I have developed an application, that combines ChatGPT with a document editor over the past months. It’s called DocGPT(.io) and it’s overall goal is to dramatically increase the learning speed of it’s users while working with documents.
Building this thing I of course needed to embed the text information in the documents somehow to enable DocGPT to get to the right answer for a document related question. I firstly used OpenAI’s text embedding API and stored the vectors in my Firebase, but quickly learned, that this is becoming really expensive, if you have a lot of documents, because the vectors consist of 1536 dimensions.
The next step for me was to embed multiple pages of a document into one vector. Unfortunately, this significantly decreased the accuracy of getting the right information within embedded search. It seems that multiple categories of information stored in one vector average each other out, so that you’re not able anymore to find the rigth information from a question.
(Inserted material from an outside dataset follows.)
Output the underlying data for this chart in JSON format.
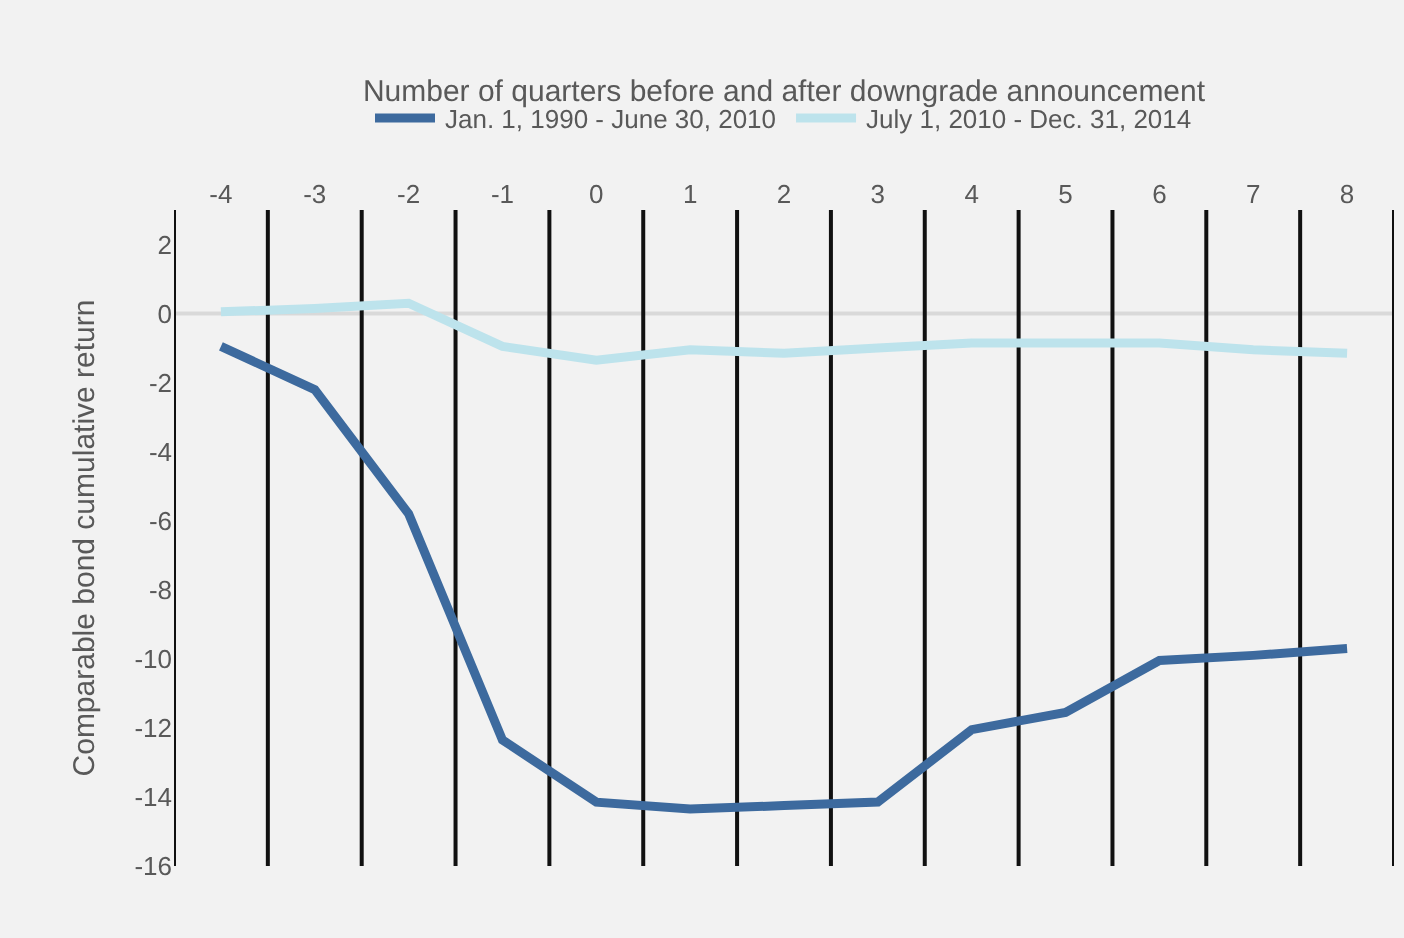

What I do now is the following: Every time a user uploads a document I send all pages and all chapters to the ChatGPT API and ask it to summarize them in 3 short bullet points each. I then store the summaries and every time a user asks a question, I load the bullet points together with the question into a request to ChatGPT and ask it to return the page or chapter, that most probably answers the question. The result is much better accuracy and much less cost, because the bullet points cost much less to store.
I’m curious what you guys think about this method! How do you solve the problems, that go along with vector databases?